Boèce a été surnommé l'« instituteur » de l'Occident latin et le « premier des scolastiques ». Ses écrits ont inspiré Alcuin, Jean Scot Érigène, les écoles d'Auxerre et de Reims au IXe siècle, Gilbert de Poitiers[3] et les commentateurs de l'école de Chartres au XIIe siècle, et Thomas d'Aquin au XIIIe siècle[19]. La Consolation de Philosophie a été traduite par Alfred le Grand[20] et commentée par Rémi d'Auxerre au IXe siècle, par Guillaume de Conches au XIIe siècle et par Nicholas Trivet au XIVe siècle[3]. Le roi Charles VIII en fera reproduire plusieurs exemplaires enluminés[21]. Le poète florentin Dante Alighieri confessera également dans le Convivio : « Boèce et Cicéron m'initièrent dans l'amour, c'est-à-dire dans l'étude, de cette très-noble Dame, la Philosophie[22]. » Et dans la Divine Comédie :
« En elle se réjouit de la vue du souverain bien, l'âme sainte qui montre à nu le monde trompeur à celui qui veut bien la consulter. Le corps d'où elle fut chassée repose à Cieldauro, et elle du martyre et de l'exil est venue vers cette paix céleste. »

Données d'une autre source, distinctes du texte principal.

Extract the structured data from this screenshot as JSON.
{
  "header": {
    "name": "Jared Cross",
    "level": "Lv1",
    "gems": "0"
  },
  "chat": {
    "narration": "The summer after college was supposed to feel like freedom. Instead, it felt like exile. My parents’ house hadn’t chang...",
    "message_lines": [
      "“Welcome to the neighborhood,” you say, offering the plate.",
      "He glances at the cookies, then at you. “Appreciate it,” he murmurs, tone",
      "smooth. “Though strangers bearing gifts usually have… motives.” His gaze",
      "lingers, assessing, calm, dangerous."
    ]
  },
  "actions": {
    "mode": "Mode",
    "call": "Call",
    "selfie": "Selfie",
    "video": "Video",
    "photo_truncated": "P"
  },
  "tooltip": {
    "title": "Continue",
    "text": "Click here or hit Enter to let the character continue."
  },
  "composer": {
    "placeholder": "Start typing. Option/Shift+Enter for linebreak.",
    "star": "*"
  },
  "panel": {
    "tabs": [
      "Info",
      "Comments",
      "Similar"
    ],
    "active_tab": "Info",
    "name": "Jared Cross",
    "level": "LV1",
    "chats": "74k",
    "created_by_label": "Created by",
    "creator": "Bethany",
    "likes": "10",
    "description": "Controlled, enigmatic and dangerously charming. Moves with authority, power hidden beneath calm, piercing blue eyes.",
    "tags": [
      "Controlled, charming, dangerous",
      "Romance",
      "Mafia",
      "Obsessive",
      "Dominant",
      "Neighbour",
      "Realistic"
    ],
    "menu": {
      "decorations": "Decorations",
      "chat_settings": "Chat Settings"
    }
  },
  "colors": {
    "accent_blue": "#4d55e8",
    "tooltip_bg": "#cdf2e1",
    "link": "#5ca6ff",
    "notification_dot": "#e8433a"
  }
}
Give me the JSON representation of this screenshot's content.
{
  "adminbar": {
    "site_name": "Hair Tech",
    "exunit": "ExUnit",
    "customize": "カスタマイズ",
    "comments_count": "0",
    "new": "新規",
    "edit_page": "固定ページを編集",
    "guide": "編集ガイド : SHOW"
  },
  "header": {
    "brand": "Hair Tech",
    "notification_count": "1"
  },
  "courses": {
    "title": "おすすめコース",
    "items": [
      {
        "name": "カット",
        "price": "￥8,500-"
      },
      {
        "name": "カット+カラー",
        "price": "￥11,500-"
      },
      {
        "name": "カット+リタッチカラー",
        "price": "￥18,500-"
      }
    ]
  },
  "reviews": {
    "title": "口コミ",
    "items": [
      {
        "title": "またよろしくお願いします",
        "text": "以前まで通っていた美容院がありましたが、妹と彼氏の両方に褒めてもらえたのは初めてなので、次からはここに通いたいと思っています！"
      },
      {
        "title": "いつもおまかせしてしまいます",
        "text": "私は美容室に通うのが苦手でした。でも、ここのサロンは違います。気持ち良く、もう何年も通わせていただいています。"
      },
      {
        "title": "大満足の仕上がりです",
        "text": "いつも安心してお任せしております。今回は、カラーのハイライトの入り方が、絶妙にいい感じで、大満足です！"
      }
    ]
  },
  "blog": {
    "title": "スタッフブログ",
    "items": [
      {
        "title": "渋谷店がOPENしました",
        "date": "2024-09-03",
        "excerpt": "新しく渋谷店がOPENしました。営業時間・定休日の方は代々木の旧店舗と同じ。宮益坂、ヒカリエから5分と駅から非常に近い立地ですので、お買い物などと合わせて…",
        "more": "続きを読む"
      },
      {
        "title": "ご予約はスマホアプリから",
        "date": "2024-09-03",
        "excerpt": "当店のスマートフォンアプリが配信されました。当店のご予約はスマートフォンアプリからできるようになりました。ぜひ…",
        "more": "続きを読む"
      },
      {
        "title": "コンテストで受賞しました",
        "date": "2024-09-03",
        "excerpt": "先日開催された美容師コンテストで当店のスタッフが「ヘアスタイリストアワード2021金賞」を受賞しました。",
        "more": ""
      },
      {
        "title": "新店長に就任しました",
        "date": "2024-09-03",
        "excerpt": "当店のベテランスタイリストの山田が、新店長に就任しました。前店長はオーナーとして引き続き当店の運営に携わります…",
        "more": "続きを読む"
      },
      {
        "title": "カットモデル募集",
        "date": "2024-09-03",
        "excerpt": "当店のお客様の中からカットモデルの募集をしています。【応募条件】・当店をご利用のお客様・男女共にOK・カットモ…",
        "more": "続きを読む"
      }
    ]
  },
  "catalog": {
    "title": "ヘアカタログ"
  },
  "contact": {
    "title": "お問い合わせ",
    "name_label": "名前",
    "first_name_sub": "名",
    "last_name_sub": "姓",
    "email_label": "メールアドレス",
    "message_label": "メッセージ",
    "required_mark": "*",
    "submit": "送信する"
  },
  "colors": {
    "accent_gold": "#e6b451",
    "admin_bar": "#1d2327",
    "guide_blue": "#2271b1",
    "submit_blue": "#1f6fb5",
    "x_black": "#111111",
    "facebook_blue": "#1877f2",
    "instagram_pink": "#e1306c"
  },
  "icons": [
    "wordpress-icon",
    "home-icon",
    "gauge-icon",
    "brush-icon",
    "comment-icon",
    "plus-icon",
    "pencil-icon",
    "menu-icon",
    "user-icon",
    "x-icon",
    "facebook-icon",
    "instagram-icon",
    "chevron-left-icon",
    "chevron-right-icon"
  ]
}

— Dante Alighieri, Divine Comédie, Paradis, X, 124 et s., traduction d'Auguste Brizeux, 1843.
Le philosophe Pierre Abélard considèrait Boèce comme le philosophe romain le plus important[23] et a écrit un commentaire sur le De differentiis topicis. La logique de Boèce domine l'instruction du clergé médiéval et l'étude des tribunaux et des cloîtres. Ses traductions et ses commentaires, notamment des Catégories d'Aristote et du traité De l'interprétation deviennent des textes fondamentaux de la scolastique médiévale[1]. Les premiers scolastiques possèdent grâce à Boèce un manuel complet de logique exposant toute la doctrine d'Aristote en langue latine[9]. Au XIIIe siècle, les topiques de Pierre d'Espagne proviennent du De differentiis topicis[24]. Au cours du même siècle dans l'Empire byzantin, Manuel Holobolos fournit une traduction annotée en grec du même traité[25]. Au XIVe siècle, les écrits logiques de Boèce sont cités par Guillaume d'Ockham et Albert de Saxe ; leur influence est clairement visible[24]. Au XVe siècle, le philosophe Laurent Valla décrit Boèce comme le dernier des Romains et le premier des scolastiques[26]. Un passage du commentaire de Boèce sur l'Isagogè de Porphyre de Tyr est à l'origine de la querelle des universaux[1], qui agitera la philosophie médiévale.
D'après le philosophe Alain de Libera, Boèce a été un adversaire des idées professées par Nestorius et Eutychès. Il a défendu « l'orthodoxie religieuse » que préciseront les conciles de Braga et a rédigé « un ensemble de traités de théologie catholique, qui ont profondément imprégné l'ensemble de la pensée médiévale[27] ».
Boèce a forgé le terme de « quadrivium », ou quadruple voie vers la connaissance, comprenant l'arithmétique, la géométrie, la musique et l'astronomie. Ce terme d'origine romaine trouve son analogue dans le « trivium », comprenant la grammaire, la dialectique et la rhétorique[28].